Credit: George Danby

Over the past two years, President Donald Trump gambled that a fundamentally new approach to North Korea’s nuclear and missile threat would succeed where his three predecessors had failed. Strong military threats and increased sanctions were followed by proactive diplomacy, including three summit meetings, in the hope that this new approach would deliver Pyongyang’s agreement to give up its burgeoning nuclear arsenal.

That new approach has now clearly failed. Recently, working-level talks between U.S. and North Korean officials collapsed within hours. In an official statement, Pyongyang denounced the talks as “sickening negotiations” and warned it would not come back to the table until “the U.S. takes a substantial step to make complete and irreversible withdrawal of the hostile policy toward the DPRK.” It reiterated the need to conclude talks by the end of the year, noting that otherwise its moratorium on nuclear and long-range missile tests would end.

The breakdown of the talks was unsurprising. None of Trump’s three predecessors had been able to prevent successive North Korean leaders from building a robust nuclear and missile force over the preceding 25 years.

Trump faced a tall task, and a new approach, starting with increased pressure on Pyongyang, made sense. When North Korea increased the pace of missile and nuclear tests in 2017, the administration marshaled a strong international reaction, including three new United Nations resolutions to tighten economic sanctions. Trump also turned up the heat on Pyongyang, threatening it with “fire and fury” to end the nuclear threat.

This toughened approach opened the door to diplomacy. Trump’s decision to meet Kim Jung Un in person was a gamble that, while elevating the dictator’s global standing, might have shaken things up sufficiently to enable real negotiations on limiting and ultimately eliminating the North’s nuclear and missile arsenal.

Yet, the first meeting of the two leaders in Singapore in June 2018 set the stage for the failure in Stockholm. Far from using the diplomatic opening to increase pressure on Kim and his regime, Trump embraced the summit pageantry and lost his resolve to achieve a lasting end to North Korea’s nuclear weapons program.

In Singapore, he settled for a vague statement that left longstanding differences over what each side meant by “the complete denuclearization of the Korean Peninsula” unresolved. And while Kim reaffirmed that goal, he only committed North Korea to “work toward” it. Even so, Trump trumpeted the outcome as historic, declaring “There is no longer a Nuclear Threat from North Korea.”

That was patently not true. North Korea still possessed materials sufficient for 30 to 60 nuclear weapons and an expanding arsenal of short-, medium- and long-range missiles. And although Kim pledged to halt nuclear and missile testing, Trump stopped annual military exercises that were critical to bolster the defense of South Korea.

After Singapore, Trump sought to move negotiations forward through flattery rather than pressure. He hailed his frequent correspondence with Kim as an exchange of “beautiful letters,” repeatedly said that he liked the North Korean dictator (at one point even declaring that they “fell in love”), and even decided to make an impromptu visit to the demilitarized zone for a brief chat and handshake.

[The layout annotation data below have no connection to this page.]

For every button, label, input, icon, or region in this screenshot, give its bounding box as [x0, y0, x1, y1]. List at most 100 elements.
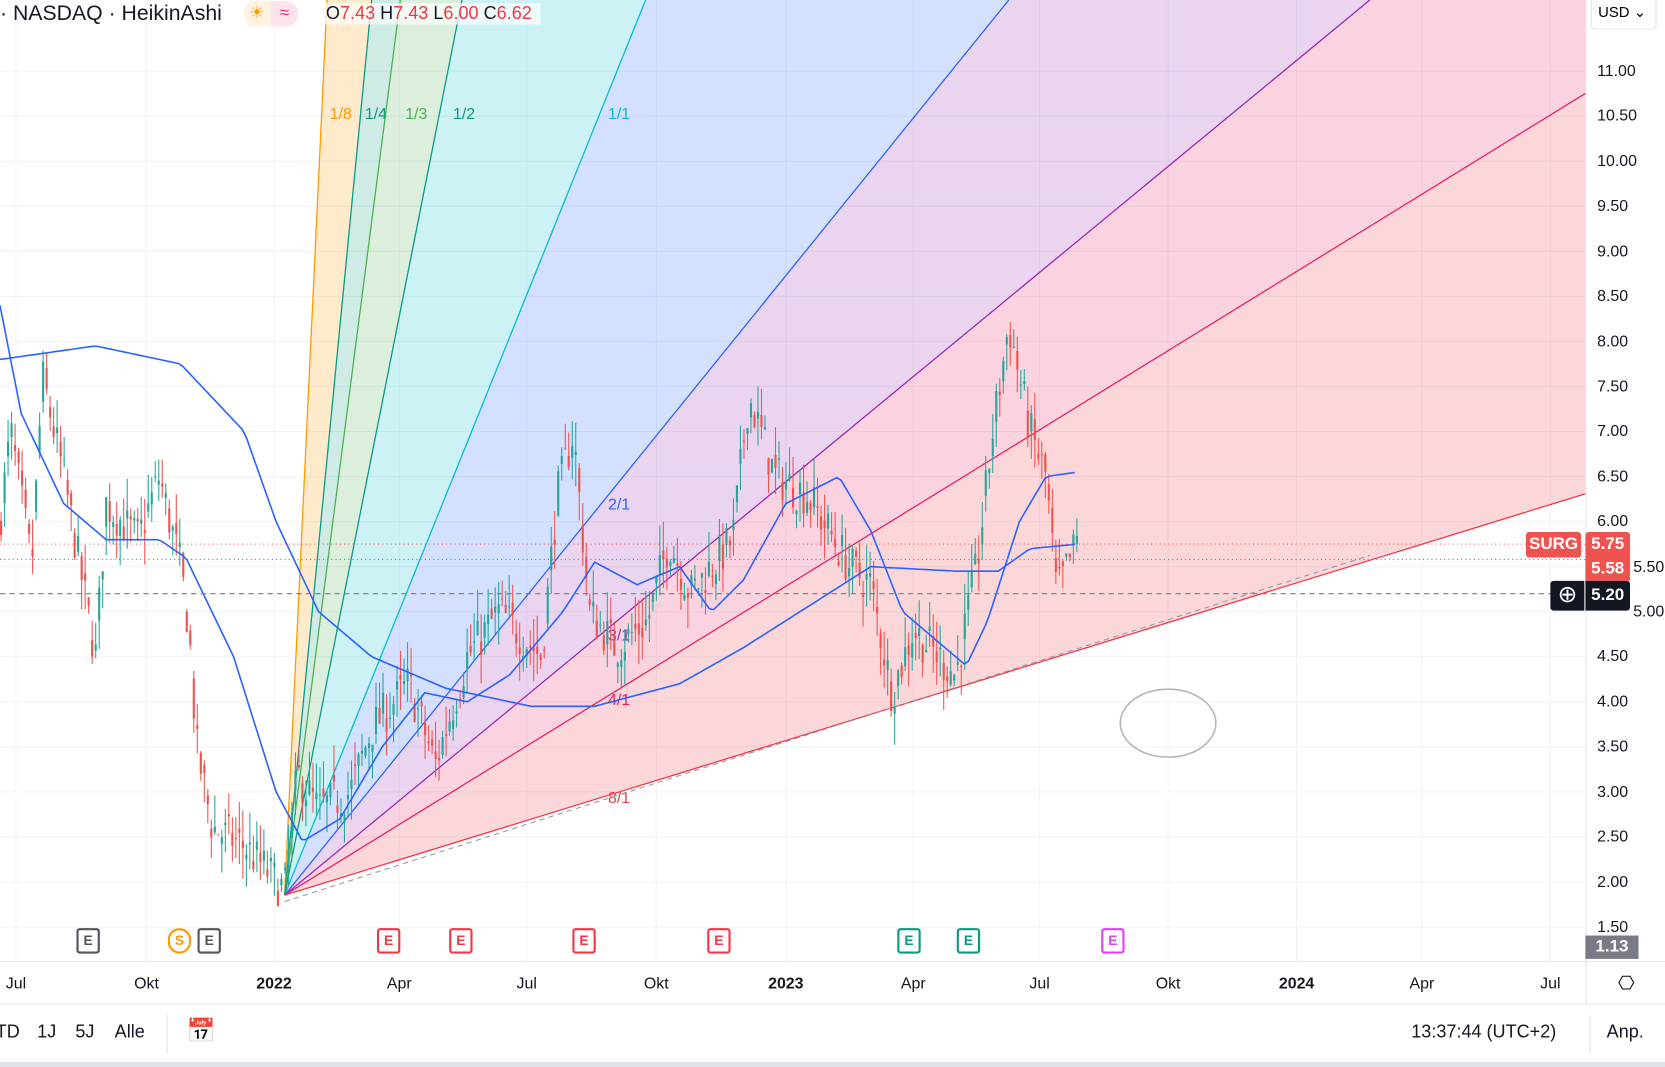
candle — [862, 581, 865, 627]
candle — [620, 648, 623, 688]
candle — [108, 483, 111, 544]
chart-pane[interactable]: 1/8 1/4 1/3 1/2 1/12/13/14/18/1 — [0, 0, 1586, 962]
earnings-event-marker[interactable]: E — [197, 928, 221, 954]
ellipse-drawing[interactable] — [1119, 688, 1217, 758]
symbol-title[interactable]: · NASDAQ · HeikinAshi — [0, 1, 222, 25]
gann-fan-line[interactable] — [283, 0, 401, 896]
time-axis[interactable]: Jul Okt 2022 Apr Jul Okt 2023 Apr Jul Okt 2024 Apr J… — [0, 961, 1586, 1005]
candle — [483, 614, 486, 655]
candle — [1068, 553, 1071, 562]
low-value: 6.00 — [443, 3, 479, 24]
gann-fan-line[interactable] — [284, 0, 1371, 896]
candle — [525, 646, 528, 669]
earnings-event-marker[interactable]: E — [376, 928, 401, 954]
trend-line[interactable] — [284, 554, 1371, 903]
candle — [0, 511, 3, 542]
range-alle[interactable]: Alle — [114, 1021, 145, 1042]
candle — [220, 829, 223, 873]
candle — [522, 636, 525, 672]
open-value: 7.43 — [339, 3, 376, 24]
candle — [374, 682, 378, 745]
gann-fan-line[interactable] — [283, 0, 647, 896]
range-1j[interactable]: 1J — [37, 1021, 57, 1042]
time-label: 2023 — [768, 974, 804, 993]
earnings-event-marker[interactable]: E — [1101, 928, 1125, 954]
moving-average-line[interactable] — [0, 305, 1075, 841]
gann-fan-line[interactable] — [283, 0, 463, 896]
settings-button[interactable]: ⎔ — [1585, 961, 1665, 1005]
price-label: 11.00 — [1597, 62, 1636, 81]
candle — [343, 812, 346, 843]
candle — [543, 645, 546, 659]
range-5j[interactable]: 5J — [75, 1021, 95, 1042]
candle — [1023, 369, 1026, 391]
gann-fan-label: 1/8 — [330, 106, 352, 123]
earnings-event-marker[interactable]: S — [167, 928, 192, 954]
price-axis[interactable]: USD ⌄ 11.00 10.50 10.00 9.50 9.00 8.50 8.00 7.5… — [1585, 0, 1665, 962]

Despite the niceties, the North Korean nuclear and missile threat continued to grow. Pyongyang has continued to produce nuclear materials and develop new nuclear weapons. And starting earlier this year, it resumed testing nuclear-capable missiles, including a medium-range missile that could be launched from a submarine underwater just days before the Stockholm meeting.

Trump, though, has remained unperturbed. “They’re short-range missiles and my relationship is very good with Chairman Kim,” he said in dismissing the tests. “Many people have those missiles.”

True, but North Korea is different. Every test violates specific U.N. Security Council resolutions. The missiles themselves pose a direct threat to Japan and South Korea and the large number of American forces stationed on their territory. And the tests are steadily improving North Korea’s capabilities to reach the American homeland.

So far, North Korea has gotten a lot out of the new relationship with the United States. Its long-isolated leader has attained global standing and legitimacy, meeting with seven world leaders in less than 18 months. Its nuclear program has expanded, and its missile capability has steadily improved. America’s commitment to the security of South Korea and Japan, long key allies, has weakened. Yes, sanctions remain in place, but enforcement has gradually weakened.

Trump’s gamble hasn’t paid off. We need a different approach, one that is more realistic about the growing threat North Korea represents, understands the importance of standing by our major allies, and recommits to working with key countries such as Russia and China to increase pressure on Kim Jung Un. That requires painstaking diplomacy rather than the loud threats or a strong embrace of a dictatorial ruler that has been at the core of Trump’s approach.